Il presidente della Prisma Taranto Volley, Tonio Bongiovanni, interviene per chiarire la posizione della società in merito alla mancata partecipazione al prossimo campionato di Serie A2 e ai rapporti intercorsi con l'Amministrazione comunale.
"Non era nostra intenzione fare polemiche con alcuno ma, visto che all’Amministrazione comunale di Taranto preme ristabilire la verità dei fatti, è nostro dovere concorrere a ciò.
Affermare che il ritardo nella tempistica e nelle modalità individuate dagli enti competenti per l’utilizzo del PalaMazzola non ha consentito alla nostra società di poter programmare la partecipazione al campionato di Serie A2 di volley maschile nei tempi e nei contenuti tecnici e organizzativi idonei e consoni all’importanza del predetto campionato e alle aspettative societarie e degli appassionati di volley del nostro territorio significa semplicemente che l’approvazione del regolamento di concessione delle strutture sportive comunali, tra cui il PalaMazzola, avvenuta nel corso del Consiglio comunale del 18 maggio 2026, è stata un atto tardivo per consentirci di costruire una squadra di Serie A2 capace di partecipare e competere con le altre formazioni che avevano già provveduto a costruire e contrattualizzare i propri team.
Preme sottolineare che, pur in nettissimo ritardo, abbiamo effettuato ugualmente un tentativo tecnico, ma senza esiti minimamente soddisfacenti.
Per quanto riguarda le interlocuzioni con il Comune di Taranto, esse sono individuabili in soli due incontri con il direttore generale, dott. Marco Lesto. Il primo, in data 30 aprile, sollecitato dal dottor Michelangelo Giusti e al quale erano state invitate tutte le società sportive interessate all’utilizzo del PalaMazzola. Nel corso dell’incontro fu posta una precisa domanda: se entro la data di iscrizione al campionato, come previsto dai regolamenti FIPAV e Lega Pallavolo Serie A, il Comune avrebbe potuto rilasciare il modulo indispensabile per l’iscrizione, concedendo la disponibilità del campo di gioco del PalaMazzola per le partite ufficiali di campionato.
La risposta del direttore generale fu negativa, in quanto il palazzetto non sarebbe stato ancora nella disponibilità del Comune di Taranto. Inoltre, egli ipotizzò come tempistica di utilizzo del PalaMazzola dapprima la fine di dicembre e successivamente, a fronte di richieste più stringenti, la fine di ottobre. Il tutto, qualora non si fossero verificati eventi imprevisti.
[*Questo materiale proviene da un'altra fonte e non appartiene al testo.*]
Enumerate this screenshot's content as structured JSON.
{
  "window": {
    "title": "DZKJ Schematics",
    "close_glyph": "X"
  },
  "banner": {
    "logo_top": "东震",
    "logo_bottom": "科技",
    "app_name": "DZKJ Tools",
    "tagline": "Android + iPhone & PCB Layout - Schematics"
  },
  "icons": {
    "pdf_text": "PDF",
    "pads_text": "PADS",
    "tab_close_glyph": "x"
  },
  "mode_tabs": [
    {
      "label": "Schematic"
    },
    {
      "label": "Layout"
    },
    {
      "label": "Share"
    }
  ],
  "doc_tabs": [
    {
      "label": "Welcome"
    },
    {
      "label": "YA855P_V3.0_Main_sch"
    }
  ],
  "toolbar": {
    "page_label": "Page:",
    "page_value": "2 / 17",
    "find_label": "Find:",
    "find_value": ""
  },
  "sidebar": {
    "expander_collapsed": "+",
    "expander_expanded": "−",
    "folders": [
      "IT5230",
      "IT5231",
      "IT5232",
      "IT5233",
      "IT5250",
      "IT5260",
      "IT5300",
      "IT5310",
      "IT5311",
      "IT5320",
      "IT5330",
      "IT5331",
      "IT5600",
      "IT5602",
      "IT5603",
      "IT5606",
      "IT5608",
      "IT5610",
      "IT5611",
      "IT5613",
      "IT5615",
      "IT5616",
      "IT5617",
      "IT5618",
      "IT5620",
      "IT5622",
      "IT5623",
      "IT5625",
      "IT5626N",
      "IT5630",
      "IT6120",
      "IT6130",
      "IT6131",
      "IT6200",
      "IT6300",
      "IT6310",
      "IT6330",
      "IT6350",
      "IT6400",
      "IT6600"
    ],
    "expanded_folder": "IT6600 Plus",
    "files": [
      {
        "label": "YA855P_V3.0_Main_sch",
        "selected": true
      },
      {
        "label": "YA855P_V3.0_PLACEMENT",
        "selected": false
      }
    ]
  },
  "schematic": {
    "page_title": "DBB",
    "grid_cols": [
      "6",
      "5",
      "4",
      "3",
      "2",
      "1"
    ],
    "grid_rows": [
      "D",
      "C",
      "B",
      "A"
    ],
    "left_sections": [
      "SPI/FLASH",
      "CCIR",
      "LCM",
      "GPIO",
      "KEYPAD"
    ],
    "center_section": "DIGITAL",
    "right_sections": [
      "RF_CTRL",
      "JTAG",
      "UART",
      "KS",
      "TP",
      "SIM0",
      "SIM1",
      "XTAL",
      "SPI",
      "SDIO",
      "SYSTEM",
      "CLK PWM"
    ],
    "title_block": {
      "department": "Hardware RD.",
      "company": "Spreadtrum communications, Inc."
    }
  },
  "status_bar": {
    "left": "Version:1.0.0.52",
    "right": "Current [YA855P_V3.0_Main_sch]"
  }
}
Nel secondo incontro, sempre con il direttore generale e avvenuto il 13 maggio, il medesimo informò il presidente e la vicepresidente che il 18 maggio il Consiglio comunale avrebbe approvato il regolamento di concessione delle strutture sportive e che il Comune stava elaborando ipotesi di gestione temporanea degli impianti dopo la conclusione dei Giochi del Mediterraneo, in attesa dell’espletamento della gara per l’affidamento definitivo.
Anche in quella sede fu ribadito che le tempistiche erano ormai ridottissime e che sarebbe stato difficile riprendere un percorso tecnico e organizzativo già compromesso dai ritardi. Ciò anche in considerazione del fatto che era stato anticipato al direttore generale che, permanendo tale situazione, non avremmo potuto formalizzare l’iscrizione al campionato che, in caso di mancata formalizzazione entro il termine utile, previsto per il 3 giugno 2026 alle ore 12, comporta ingenti penalità economiche.
Dopo tali incontri interlocutori non abbiamo avuto altre notizie né ulteriori incontri. Non abbiamo ricevuto alcuna garanzia, né implicita né esplicita. Peraltro, qualora l’Amministrazione comunale avesse operato in tal senso, le modalità sarebbero dovute essere formali e dirette. Ciò non è mai avvenuto, né sono state prospettate in alcuna forma soluzioni logistiche di alcun tipo.
Abbiamo registrato soltanto silenzio e assenza.
Le imprese e lo sport, in particolare, hanno bisogno di atti concreti, non di generiche buone intenzioni."